Configure a communication bridge#

These joint states can either come from joint_state_publisher as seen earlier or from simulated JointStatePub system’s joint_state message.

Configure a bridge between ROS topic /joint_states and Gazebo topic /world/demo/model/diff_drive/joint_state by adding remappings in the node setup or by creating a bridge.yaml:

- ros_topic_name: "/joint_states"
  gz_topic_name: "/world/demo/model/diff_drive/joint_state"
  ros_type_name: "sensor_msgs/msg/JointState"
  gz_type_name: "gz.msgs.Model"
  direction: GZ_TO_ROS

Learn more about the bridge from ROS 2 Integration.

Maintaining a single robot description format#

The main pain point of using existing simulation assets with ROS 2 tools was updating URDF files into a Gazebo-readable format. This is no longer required. If you are maintaining a URDF and an SDF file in a project, you can now drop the URDF and just use the SDF for both ROS and Gazebo.

This is made possible by sdformat_urdf, a parser plugin library that converts an SDF file to URDF C++ DOM structures, making it understandle by the ROS 2 ecosystem. Although, there are some limitations of the plugin, like not all SDFormat tags are compatible. For example, if you have any sensors attached to a joint, it won’t be parsed. More details here.

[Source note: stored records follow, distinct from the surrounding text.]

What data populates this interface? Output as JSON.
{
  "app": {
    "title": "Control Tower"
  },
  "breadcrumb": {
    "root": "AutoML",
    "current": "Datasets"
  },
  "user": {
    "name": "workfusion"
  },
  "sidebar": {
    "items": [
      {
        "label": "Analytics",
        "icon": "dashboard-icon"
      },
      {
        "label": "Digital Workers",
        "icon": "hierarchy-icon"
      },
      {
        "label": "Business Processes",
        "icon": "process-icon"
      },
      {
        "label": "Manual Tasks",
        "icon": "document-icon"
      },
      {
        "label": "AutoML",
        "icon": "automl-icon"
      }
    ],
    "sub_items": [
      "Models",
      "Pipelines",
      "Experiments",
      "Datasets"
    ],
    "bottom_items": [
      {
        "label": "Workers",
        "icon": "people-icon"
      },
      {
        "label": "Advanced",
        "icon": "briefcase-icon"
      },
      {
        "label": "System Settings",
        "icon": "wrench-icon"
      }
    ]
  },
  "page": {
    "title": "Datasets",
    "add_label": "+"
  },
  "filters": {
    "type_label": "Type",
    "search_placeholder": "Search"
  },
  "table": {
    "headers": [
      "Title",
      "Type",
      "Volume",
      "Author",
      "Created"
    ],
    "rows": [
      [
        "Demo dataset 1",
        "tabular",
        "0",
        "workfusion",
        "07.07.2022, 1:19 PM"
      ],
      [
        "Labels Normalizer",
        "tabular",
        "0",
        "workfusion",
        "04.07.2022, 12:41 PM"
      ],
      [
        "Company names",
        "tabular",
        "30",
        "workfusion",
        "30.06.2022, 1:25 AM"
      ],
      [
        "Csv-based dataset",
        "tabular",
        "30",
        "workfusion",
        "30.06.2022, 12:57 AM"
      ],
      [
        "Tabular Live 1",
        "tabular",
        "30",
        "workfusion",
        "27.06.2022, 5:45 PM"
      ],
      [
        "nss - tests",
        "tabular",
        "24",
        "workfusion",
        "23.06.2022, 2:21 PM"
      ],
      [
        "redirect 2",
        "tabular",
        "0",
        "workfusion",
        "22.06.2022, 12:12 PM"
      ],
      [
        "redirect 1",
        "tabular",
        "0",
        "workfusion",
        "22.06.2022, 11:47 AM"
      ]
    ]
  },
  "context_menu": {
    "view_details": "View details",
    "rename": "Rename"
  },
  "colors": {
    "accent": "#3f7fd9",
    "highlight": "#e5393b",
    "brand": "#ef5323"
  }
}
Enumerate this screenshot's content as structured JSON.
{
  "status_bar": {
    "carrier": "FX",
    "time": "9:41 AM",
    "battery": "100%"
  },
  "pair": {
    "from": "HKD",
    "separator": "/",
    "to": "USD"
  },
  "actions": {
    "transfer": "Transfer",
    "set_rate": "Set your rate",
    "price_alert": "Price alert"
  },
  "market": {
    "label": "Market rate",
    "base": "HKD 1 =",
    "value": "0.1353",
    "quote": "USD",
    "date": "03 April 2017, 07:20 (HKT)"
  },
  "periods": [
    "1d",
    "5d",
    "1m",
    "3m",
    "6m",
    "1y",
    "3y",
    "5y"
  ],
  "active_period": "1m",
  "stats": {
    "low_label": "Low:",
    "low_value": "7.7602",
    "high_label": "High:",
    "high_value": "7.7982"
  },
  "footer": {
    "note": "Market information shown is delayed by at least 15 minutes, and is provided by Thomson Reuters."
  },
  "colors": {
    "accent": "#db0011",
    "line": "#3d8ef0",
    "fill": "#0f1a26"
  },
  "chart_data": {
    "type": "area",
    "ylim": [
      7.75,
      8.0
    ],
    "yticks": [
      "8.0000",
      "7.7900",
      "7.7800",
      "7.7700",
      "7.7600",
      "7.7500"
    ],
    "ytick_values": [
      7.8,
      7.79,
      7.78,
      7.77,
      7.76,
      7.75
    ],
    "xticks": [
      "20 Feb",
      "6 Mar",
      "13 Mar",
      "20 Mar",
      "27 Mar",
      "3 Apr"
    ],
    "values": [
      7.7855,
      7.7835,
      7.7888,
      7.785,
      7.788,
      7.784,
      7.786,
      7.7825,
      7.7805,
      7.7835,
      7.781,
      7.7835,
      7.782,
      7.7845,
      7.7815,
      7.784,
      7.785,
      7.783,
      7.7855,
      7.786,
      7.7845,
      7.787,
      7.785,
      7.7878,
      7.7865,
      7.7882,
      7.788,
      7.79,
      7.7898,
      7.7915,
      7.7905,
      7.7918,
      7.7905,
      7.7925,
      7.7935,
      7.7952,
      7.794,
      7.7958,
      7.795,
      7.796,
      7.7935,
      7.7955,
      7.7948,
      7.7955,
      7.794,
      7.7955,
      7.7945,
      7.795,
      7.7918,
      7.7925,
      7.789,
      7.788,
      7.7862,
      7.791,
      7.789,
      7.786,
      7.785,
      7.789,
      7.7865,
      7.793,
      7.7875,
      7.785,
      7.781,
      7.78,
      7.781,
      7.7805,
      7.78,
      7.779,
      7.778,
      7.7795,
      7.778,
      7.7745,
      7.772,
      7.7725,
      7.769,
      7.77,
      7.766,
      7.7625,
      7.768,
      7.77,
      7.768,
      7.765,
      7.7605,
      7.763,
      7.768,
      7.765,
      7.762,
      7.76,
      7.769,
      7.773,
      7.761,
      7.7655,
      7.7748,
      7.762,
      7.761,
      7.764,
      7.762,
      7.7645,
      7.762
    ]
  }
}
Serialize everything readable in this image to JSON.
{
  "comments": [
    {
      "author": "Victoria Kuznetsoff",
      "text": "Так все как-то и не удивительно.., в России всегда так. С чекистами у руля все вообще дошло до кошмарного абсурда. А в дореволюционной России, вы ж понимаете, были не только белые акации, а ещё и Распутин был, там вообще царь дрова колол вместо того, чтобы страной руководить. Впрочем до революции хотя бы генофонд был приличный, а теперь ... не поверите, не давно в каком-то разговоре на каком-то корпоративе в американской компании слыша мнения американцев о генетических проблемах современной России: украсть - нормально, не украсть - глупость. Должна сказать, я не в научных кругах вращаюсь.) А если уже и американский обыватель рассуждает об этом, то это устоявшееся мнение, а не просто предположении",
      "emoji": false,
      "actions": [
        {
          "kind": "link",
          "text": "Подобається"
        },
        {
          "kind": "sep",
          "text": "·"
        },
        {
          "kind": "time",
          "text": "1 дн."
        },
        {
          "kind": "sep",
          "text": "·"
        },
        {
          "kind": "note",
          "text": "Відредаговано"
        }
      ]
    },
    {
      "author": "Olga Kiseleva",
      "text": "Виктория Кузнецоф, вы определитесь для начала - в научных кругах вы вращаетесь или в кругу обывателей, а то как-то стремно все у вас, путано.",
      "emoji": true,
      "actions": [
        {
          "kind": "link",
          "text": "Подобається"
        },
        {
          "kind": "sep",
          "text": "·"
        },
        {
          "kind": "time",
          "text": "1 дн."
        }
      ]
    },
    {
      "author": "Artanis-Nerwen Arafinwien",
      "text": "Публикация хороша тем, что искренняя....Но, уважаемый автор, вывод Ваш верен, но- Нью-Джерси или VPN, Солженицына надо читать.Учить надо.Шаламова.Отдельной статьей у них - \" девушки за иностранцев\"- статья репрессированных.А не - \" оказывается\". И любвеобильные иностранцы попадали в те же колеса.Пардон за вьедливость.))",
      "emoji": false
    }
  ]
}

To embed this functionality, we simply need to print the SDFormat file to the /robot_description ROS topic, and internally ROS will find a suitable parser, sdformat_urdf in this case, to read the file. This is already done while configuring the robot_state_publisher earlier.

Run RViz and Gazebo#

The second aim defined in Setup is essentially maintaining only one robot description format which now can be controlled directly with Gazebo. Using the SDFormat XML description of a robot, the simulator publishes model joint states. And robot_state_publisher handles turning those joint states into tfs which is used by RViz and other ROS tools. This enables visualizing a model in RViz simulated by Gazebo.

gz_rviz

Conclusion#

Configure this functionality to enhance your existing ROS and Gazebo project. ros_gz_project_template provides an organized structure for ROS 2 and Gazebo projects, including necessary directories, build files, and launch scripts. See Getting Started with ros_gz_project_template for ROS 2 and Gazebo Development for guidance on using the template.